Événements
Organisateurs et témoins de l'Xport Day 2026
Organisé toute la journée du 10 juin 2026 dans les locaux de la CCI Seine Estuaire, au Havre, l’Xport Day « Afrique & Moyen-Orient » a été l’occasion pour 90 entreprises normandes et quelque 200 participants de faire le point sur la meilleure façon de se développer à l’export.

« Même si ces deux zones sont compliquées à lire, l’Afrique et le Moyen-Orient sont deux zones incontournables sur lesquelles l’État lui-même porte de fortes ambitions, et où les entreprises normandes peuvent aller chercher de vrais relais de croissance », explique Benoît Perino, directeur commercial adjoint de Business France. « Et l’objectif de cette journée est justement de faire saisir aux entreprises normandes tout le potentiel de cette zone, où il est possible de se développer en bénéficiant du soutien de l’équipe Team France Export, constituée de l’AD Normandie, de Business France et des Chambres de commerce et d’industrie », poursuit Delphine Wahl, directrice de la CCI Normandie.

Un réseau qui, sur l’année 2025, a accompagné quelque 2 200 entreprises normandes sur les marchés internationaux, leur permettant d’afficher un chiffre d’affaires à l’export supplémentaire de 128 000 euros sur l’année. « Et n’oublions pas que, sur l’année écoulée, l’Afrique et le Moyen-Orient ont représenté 13 % des exportations normandes, soit 5 milliards d’euros, une zone qui a enregistré sur la même période une croissance de plus de 19 % », poursuit la directrice régionale.

« Il y a toujours des fondamentaux à respecter lorsque l’on souhaite se tourner vers l’export, et plus encore selon la zone ciblée.

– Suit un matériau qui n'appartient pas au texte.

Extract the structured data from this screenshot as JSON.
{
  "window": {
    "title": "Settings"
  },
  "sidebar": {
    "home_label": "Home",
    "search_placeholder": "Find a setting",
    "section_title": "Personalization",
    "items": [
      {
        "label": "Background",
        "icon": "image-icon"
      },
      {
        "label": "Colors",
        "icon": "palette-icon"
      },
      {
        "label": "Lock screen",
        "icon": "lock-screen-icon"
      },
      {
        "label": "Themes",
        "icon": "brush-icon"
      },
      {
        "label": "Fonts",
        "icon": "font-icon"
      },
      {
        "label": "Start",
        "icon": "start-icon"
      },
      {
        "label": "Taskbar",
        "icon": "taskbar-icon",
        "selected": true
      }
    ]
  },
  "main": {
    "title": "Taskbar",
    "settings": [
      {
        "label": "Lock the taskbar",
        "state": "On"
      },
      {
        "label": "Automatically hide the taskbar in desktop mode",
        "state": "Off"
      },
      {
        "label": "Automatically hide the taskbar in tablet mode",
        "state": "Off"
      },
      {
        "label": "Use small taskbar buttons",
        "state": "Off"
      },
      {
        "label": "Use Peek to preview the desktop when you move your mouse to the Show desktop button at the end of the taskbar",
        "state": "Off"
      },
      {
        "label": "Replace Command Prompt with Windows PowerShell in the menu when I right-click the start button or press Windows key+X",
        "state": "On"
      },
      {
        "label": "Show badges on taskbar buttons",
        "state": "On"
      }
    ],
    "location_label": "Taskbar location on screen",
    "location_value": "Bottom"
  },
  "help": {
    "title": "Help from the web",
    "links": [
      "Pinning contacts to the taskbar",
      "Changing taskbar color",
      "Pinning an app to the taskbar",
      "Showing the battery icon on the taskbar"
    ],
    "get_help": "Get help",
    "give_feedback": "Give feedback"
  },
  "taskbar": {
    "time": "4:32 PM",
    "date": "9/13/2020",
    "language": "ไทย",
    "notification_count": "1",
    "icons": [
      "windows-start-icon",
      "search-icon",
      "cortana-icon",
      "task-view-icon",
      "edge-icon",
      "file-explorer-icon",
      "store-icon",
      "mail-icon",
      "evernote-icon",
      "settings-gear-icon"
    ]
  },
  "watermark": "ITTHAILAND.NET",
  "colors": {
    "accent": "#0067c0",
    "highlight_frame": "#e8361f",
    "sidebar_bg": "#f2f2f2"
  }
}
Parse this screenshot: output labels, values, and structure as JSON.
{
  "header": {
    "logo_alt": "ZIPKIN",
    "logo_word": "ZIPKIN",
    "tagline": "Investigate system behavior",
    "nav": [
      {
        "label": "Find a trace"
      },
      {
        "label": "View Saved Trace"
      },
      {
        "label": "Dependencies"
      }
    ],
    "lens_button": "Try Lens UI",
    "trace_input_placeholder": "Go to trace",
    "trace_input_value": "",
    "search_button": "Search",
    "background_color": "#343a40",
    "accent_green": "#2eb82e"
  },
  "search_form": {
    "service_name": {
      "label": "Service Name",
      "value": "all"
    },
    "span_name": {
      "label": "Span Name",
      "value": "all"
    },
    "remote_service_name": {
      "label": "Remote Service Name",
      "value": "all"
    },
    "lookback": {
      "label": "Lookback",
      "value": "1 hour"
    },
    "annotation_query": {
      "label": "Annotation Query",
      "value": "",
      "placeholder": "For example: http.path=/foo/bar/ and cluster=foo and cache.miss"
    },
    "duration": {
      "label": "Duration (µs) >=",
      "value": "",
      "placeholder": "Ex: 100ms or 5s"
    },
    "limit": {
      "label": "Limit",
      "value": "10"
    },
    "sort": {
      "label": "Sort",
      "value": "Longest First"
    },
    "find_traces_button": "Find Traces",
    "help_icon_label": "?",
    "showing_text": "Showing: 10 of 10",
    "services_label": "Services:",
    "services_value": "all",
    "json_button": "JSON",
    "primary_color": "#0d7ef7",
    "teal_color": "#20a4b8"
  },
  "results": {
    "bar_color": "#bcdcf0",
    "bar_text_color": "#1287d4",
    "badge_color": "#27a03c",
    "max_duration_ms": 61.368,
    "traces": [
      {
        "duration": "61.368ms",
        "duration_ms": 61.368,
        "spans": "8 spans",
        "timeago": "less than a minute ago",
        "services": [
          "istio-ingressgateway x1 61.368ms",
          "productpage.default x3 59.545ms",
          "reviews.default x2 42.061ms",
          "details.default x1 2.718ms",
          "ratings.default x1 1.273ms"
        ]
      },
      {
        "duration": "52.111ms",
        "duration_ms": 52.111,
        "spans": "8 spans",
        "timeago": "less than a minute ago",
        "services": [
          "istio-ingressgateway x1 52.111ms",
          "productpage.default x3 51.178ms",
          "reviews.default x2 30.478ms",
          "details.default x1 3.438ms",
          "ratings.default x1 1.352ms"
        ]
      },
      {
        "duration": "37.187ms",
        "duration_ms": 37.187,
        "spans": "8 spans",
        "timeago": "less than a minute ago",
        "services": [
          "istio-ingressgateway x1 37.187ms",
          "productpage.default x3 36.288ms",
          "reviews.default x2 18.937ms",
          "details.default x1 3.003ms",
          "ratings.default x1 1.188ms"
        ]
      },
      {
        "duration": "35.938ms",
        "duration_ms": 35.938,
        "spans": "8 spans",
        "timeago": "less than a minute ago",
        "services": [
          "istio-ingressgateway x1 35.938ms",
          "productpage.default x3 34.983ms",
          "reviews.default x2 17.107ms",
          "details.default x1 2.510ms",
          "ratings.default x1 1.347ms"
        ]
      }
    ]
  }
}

Pour ce qui est de l’Afrique et du Moyen-Orient, il faut surtout éviter de croire que nous sommes attendus ou que, parce que certains pays sont encore francophones, les choses seront plus faciles… Dans les années 1980, nous représentions 30 % de parts de marché sur les pays du Maghreb. Aujourd’hui, cette part n’est plus que de 10 % », souligne Philippe Garcia, directeur zone Afrique du Nord au sein du réseau Business France.

Sentiment de supériorité pour les uns, attentisme pour les autres !

Autre écueil évoqué lors des échanges de cette journée : ce « mal » très français qui consiste à observer et attendre que nos concurrents soient bien installés pour considérer qu’un marché est sécurisé. Une perte de temps particulièrement néfaste dans un contexte où nous sommes régulièrement challengés, y compris par nos partenaires européens.

« En ce qui nous concerne, l’international fait partie intégrante de notre stratégie », détaille Emmanuelle Mayor, directrice opérationnelle au sein de l’entreprise normande Petroseal. Cette PME normande, installée à Saint-Romain-de-Colbosc, près du Havre, est spécialisée depuis plus de 50 ans dans les solutions d’étanchéité et de colmatage de fuites à très hautes températures dans les secteurs du pétrole, du gaz et de la pétrochimie. « Mais même si nous sommes tournés vers l’export depuis de nombreuses années, il faut toujours garder à l’esprit qu’il faut être agile, notamment lorsqu’il s’agit de marchés très chahutés. Dernièrement, nous étions sur une planification de long terme prometteuse sur les pays du golfe Persique. Et c’est notre agilité qui nous a permis de tirer notre épingle du jeu en nous tournant vers l’Afrique, où sont apparues de nouvelles opportunités. Mais si je dois insister sur un point essentiel, c’est qu’à l’heure où l’on multiplie les visios et où il n’a jamais été aussi facile d’échanger avec des personnes situées à plusieurs milliers de kilomètres, il est impératif de maintenir un contact local humain avec ses interlocuteurs », insiste la responsable.

Une approche qui, dans certains pays, dépasse le simple cadre relationnel pour être directement inscrite dans la loi. « Pensez dès le début de votre démarche à la co-construction… Il existe désormais dans de nombreux pays des réglementations instituant une prime au local. Il est donc impératif de ne pas aller seul à l’export et de bien s’entourer, mais il existe de réelles opportunités. Dakar au départ du Havre, c’est 5 jours de navigation. Depuis la Chine, c’est beaucoup plus long… », insiste Gérald Petit, directeur Afrique subsaharienne de Business France.

Une présence locale qui peut également prendre la forme d’un VIE (Volontariat international en entreprise), formule très répandue, notamment en Afrique, où l’on dénombre pas moins de 800 jeunes en poste, permettant de faire ce lien humain indispensable à toute démarche internationale.